Academia and Its (My) Discontents
Richard Miller discusses his students’ hostility towards Rodriguez’s rejection of his parents and, by extension, his ancestral culture. Miller suggests that his students rail against Rodriguez because they believe school should provide “know-how,” and should not bleed into their private lives and alter it. However, their anger towards Rodriguez, exemplified by words like “punk,” reveal a certain amount of defensiveness and a fear that after four years of academic training, they too will feel the same distancing. Miller writes, “And, at the same time, such responses voice a fear that schools do not, in fact, function in this isolated way, but rather produce (or reinforce) an estrangement from one’s past, an uncertainty about one’s place in the world, a resignation that what one must give up during the educational process can never be recovered” (135). As a student, one feels pressure from all sides. New ideas and new views learned in the classroom often make us confront or question received notions and traditions from our families or our cultural backgrounds.
I think these moments can be both frightening and thrilling. It is not mostly the texts we encounter that are responsible for the transformations we undergo but the institutional setting that is a sort of laboratory where a metamorphosis occurs. Within the classroom, we are trained to ask questions, respond in a certain way, make associations and distinctions, and parcel experience in a way that cannot easily be shared outside the institution. For instance, as I have moved through the institutions of the academy, I find that my present-tense conversations with my family are one-sided: they talk to me about their current events but I have trouble talking to them about mine. This shift is one that I first noticed as an undergraduate. I was sitting in the back of my parents’ car one day and I wanted to talk to them about the assassination of John Hamilton by Aaron Burr. I asked my parents, “Do you know who Aaron Burr was?” as a way to initiate the conversation. To be honest, I asked “Saben quien es Aaron Burr?” My father, without looking at me in the rear view mirror, turned to my mother and said, “Esta nena se cree que somos analfabetos.” (“This girl thinks we’re illiterate.”) For a split second, I found myself as the outsider and my father trying to close ranks with my mother against a perceived superiority complex on my part. From my perspective, I was engaging my immigrant parents in a bit of American history that, though commonly known to many, I had only recently discovered. In other words, I was trying to involve my parents in my life. However, this and future incidents taught me that I had to tread lightly when talking to my family about what I was doing at school.

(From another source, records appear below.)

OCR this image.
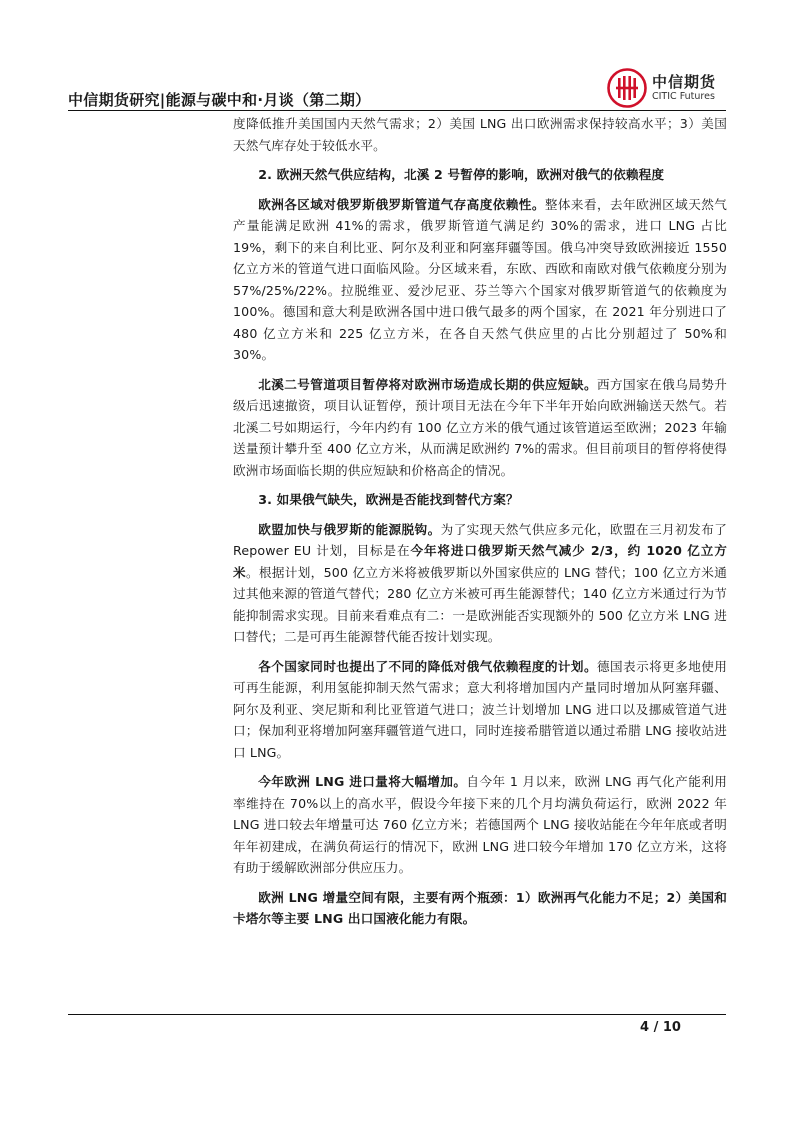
中信期货研究|能源与碳中和·月谈（第二期）
中信期货
CITIC Futures

度降低推升美国国内天然气需求；2）美国 LNG 出口欧洲需求保持较高水平；3）美国天然气库存处于较低水平。

2. 欧洲天然气供应结构，北溪 2 号暂停的影响，欧洲对俄气的依赖程度

欧洲各区域对俄罗斯俄罗斯管道气存高度依赖性。整体来看，去年欧洲区域天然气产量能满足欧洲 41%的需求，俄罗斯管道气满足约 30%的需求，进口 LNG 占比 19%，剩下的来自利比亚、阿尔及利亚和阿塞拜疆等国。俄乌冲突导致欧洲接近 1550 亿立方米的管道气进口面临风险。分区域来看，东欧、西欧和南欧对俄气依赖度分别为 57%/25%/22%。拉脱维亚、爱沙尼亚、芬兰等六个国家对俄罗斯管道气的依赖度为 100%。德国和意大利是欧洲各国中进口俄气最多的两个国家，在 2021 年分别进口了 480 亿立方米和 225 亿立方米，在各自天然气供应里的占比分别超过了 50%和 30%。

北溪二号管道项目暂停将对欧洲市场造成长期的供应短缺。西方国家在俄乌局势升级后迅速撤资，项目认证暂停，预计项目无法在今年下半年开始向欧洲输送天然气。若北溪二号如期运行，今年内约有 100 亿立方米的俄气通过该管道运至欧洲；2023 年输送量预计攀升至 400 亿立方米，从而满足欧洲约 7%的需求。但目前项目的暂停将使得欧洲市场面临长期的供应短缺和价格高企的情况。

3. 如果俄气缺失，欧洲是否能找到替代方案？

欧盟加快与俄罗斯的能源脱钩。为了实现天然气供应多元化，欧盟在三月初发布了 Repower EU 计划，目标是在今年将进口俄罗斯天然气减少 2/3，约 1020 亿立方米。根据计划，500 亿立方米将被俄罗斯以外国家供应的 LNG 替代；100 亿立方米通过其他来源的管道气替代；280 亿立方米被可再生能源替代；140 亿立方米通过行为节能抑制需求实现。目前来看难点有二：一是欧洲能否实现额外的 500 亿立方米 LNG 进口替代；二是可再生能源替代能否按计划实现。

各个国家同时也提出了不同的降低对俄气依赖程度的计划。德国表示将更多地使用可再生能源，利用氢能抑制天然气需求；意大利将增加国内产量同时增加从阿塞拜疆、阿尔及利亚、突尼斯和利比亚管道气进口；波兰计划增加 LNG 进口以及挪威管道气进口；保加利亚将增加阿塞拜疆管道气进口，同时连接希腊管道以通过希腊 LNG 接收站进口 LNG。

今年欧洲 LNG 进口量将大幅增加。自今年 1 月以来，欧洲 LNG 再气化产能利用率维持在 70%以上的高水平，假设今年接下来的几个月均满负荷运行，欧洲 2022 年 LNG 进口较去年增量可达 760 亿立方米；若德国两个 LNG 接收站能在今年年底或者明年年初建成，在满负荷运行的情况下，欧洲 LNG 进口较今年增加 170 亿立方米，这将有助于缓解欧洲部分供应压力。

欧洲 LNG 增量空间有限，主要有两个瓶颈：1）欧洲再气化能力不足；2）美国和卡塔尔等主要 LNG 出口国液化能力有限。

4 / 10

What compounds the anxiety of alienation that many students feel is also the old trope that a humanities education, or that the “enlightenment” that one should receive, entails a process of seamless and joyous discovery. Harold Bloom advises the young student full of intellectual curiosity to “find what comes near to you that can be put to the use of weighing and considering, and that addresses you as though you share the one nature, free of time’s tyranny. Pragmatically, that means, first find Shakespeare, and let him find you” (Bloom 22). For many students, finding Shakespeare only occurs through the mediation of devoted teachers and having Shakespeare find these students is not a complete blessing. Hence, Miller’s students express a very real anxiety about the encounters that await them in the back seats of their own parents’ cars.